After hundreds of thousands killed, Tony Blair says illegal Iraq invasion 'may have been wrong'
The 68-year-old former PM said that his decisions to invade Iraq and Afghanistan 'may have been wrong'.
2 min read
07 March, 2022
Tony Blair's legacy has been defined by his involvement in Afghanistan and Iraq [Getty]

Former UK Prime Minister Tony Blair has said he "may have been wrong" over his decision to launch invasions of Iraq and Afghanistan, which left hundreds of thousands dead.

Blair made the confession to the Anglican Church's Archbishop of Canterbury Justin Welby on BBC Radio 4, in which he spoke of the controversial decisions - deemed illegal by much of the world - to go war.
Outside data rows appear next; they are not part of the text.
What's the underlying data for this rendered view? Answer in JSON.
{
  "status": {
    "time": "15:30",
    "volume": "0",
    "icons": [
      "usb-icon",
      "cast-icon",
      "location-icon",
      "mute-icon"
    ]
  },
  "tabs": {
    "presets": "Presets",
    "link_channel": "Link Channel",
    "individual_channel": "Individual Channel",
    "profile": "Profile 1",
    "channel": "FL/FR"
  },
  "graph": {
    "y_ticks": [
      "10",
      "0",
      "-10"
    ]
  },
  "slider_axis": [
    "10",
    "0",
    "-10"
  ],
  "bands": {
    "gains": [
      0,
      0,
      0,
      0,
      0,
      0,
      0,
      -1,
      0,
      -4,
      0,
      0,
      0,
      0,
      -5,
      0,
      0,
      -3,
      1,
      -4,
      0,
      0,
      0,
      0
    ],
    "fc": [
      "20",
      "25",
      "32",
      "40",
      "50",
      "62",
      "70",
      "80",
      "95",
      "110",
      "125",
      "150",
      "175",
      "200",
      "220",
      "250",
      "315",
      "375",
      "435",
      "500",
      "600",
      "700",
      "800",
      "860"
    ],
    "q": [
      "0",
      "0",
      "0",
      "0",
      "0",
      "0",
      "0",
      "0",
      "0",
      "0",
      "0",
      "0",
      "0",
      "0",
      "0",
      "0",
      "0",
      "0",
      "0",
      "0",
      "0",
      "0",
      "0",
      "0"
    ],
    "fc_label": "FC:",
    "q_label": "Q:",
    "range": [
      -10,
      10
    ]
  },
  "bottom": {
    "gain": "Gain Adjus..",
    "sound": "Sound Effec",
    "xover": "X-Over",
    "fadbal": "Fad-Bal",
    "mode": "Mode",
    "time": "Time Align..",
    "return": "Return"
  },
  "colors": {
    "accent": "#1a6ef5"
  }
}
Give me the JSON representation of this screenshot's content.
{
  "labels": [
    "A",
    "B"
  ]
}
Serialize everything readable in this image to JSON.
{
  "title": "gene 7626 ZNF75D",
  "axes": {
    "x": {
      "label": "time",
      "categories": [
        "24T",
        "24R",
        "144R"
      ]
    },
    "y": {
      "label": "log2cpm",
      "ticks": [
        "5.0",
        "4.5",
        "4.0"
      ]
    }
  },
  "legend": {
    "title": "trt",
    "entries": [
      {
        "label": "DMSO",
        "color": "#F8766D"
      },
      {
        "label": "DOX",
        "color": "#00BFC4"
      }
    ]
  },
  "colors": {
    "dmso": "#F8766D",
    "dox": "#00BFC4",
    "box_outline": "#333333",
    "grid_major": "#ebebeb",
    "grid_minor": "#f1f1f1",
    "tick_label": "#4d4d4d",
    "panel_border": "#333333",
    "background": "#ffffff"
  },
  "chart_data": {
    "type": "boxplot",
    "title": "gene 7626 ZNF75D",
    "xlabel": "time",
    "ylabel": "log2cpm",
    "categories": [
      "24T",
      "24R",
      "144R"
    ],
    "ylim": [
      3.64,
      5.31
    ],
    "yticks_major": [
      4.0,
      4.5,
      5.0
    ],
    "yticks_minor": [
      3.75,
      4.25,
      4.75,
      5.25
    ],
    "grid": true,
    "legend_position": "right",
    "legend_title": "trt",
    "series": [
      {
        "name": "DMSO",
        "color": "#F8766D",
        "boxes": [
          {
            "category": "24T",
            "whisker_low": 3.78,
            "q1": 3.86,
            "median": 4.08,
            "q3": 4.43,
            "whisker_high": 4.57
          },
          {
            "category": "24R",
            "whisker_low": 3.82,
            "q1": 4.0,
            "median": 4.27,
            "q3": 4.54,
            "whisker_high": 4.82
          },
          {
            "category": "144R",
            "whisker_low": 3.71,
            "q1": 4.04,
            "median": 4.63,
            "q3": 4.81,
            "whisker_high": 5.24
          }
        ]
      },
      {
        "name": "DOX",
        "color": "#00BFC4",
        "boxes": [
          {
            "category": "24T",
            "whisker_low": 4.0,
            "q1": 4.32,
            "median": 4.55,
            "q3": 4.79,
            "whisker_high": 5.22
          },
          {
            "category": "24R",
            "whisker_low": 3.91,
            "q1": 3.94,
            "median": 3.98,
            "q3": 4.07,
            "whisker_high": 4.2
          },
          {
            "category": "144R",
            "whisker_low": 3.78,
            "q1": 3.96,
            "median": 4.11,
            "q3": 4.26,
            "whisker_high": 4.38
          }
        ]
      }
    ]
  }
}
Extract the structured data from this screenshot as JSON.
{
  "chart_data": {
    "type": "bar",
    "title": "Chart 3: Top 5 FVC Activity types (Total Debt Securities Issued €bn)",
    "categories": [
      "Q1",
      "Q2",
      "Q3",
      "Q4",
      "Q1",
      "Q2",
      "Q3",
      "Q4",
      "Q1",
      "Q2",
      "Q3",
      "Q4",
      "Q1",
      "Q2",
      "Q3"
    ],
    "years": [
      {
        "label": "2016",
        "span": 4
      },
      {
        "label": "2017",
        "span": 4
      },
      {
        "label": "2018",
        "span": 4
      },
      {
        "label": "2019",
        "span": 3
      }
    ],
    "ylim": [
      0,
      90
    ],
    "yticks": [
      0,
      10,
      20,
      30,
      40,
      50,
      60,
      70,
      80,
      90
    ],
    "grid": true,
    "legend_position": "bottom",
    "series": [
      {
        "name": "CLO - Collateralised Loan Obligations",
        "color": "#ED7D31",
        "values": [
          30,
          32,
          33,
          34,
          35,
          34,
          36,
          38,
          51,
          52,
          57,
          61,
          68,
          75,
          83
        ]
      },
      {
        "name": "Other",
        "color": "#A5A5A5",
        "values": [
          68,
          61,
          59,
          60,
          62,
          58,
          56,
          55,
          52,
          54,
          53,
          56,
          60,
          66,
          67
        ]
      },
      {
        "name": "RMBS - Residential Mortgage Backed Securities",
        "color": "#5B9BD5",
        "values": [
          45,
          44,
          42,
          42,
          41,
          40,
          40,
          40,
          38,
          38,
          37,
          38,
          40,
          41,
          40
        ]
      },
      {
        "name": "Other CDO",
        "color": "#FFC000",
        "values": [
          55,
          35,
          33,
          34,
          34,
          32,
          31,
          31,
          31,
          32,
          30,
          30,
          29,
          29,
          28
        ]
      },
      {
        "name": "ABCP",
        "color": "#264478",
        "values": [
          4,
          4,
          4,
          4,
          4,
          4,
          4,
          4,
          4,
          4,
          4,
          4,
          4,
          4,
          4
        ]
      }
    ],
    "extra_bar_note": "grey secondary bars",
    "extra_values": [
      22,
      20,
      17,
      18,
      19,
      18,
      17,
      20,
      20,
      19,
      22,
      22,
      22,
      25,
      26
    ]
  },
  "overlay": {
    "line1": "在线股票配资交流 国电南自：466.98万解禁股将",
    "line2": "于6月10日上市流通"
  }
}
"People often say over Iraq or Afghanistan that I took the wrong decision but you've got to do what you think is right," the former premier said.

"Whether you are right or not is another matter. In those really big decisions, you don’t know what all the different component elements are, and you've got to follow, in the end, your own instinct."

He conceded that the decision "may have been wrong" but insisted that he "had to do what I thought was the right thing".

Blair, the UK Labour Party's most successful leader, has long defended his involvement in the US-led so-called War on Terror.

The invasion of Afghanistan in 2001 and Iraq in 2003 have tainted his political legacy, which includes securing peace in Northern Ireland, investing in the UK's health and education systems, and expanding gay rights.

Critics of the former leader accuse him of war crimes and point to the now-debunked evidence on which the UK based its 2003 Iraq invasion, which claimed that Iraqi dictator Saddam Hussein had acquired weapons of mass destruction.

Queen Elizabeth II's recent decision to appoint Blair the UK's most senior order of knighthood sparked fury among the British public, with a petition opposing the decision gathering more than one million signatories.

In response to criticism, Blair said that his leadership should be remembered for more than the Iraq war.

"There are some people who want to say the only thing the government did was Iraq and ignore all the rest of the things we do," he said at the time.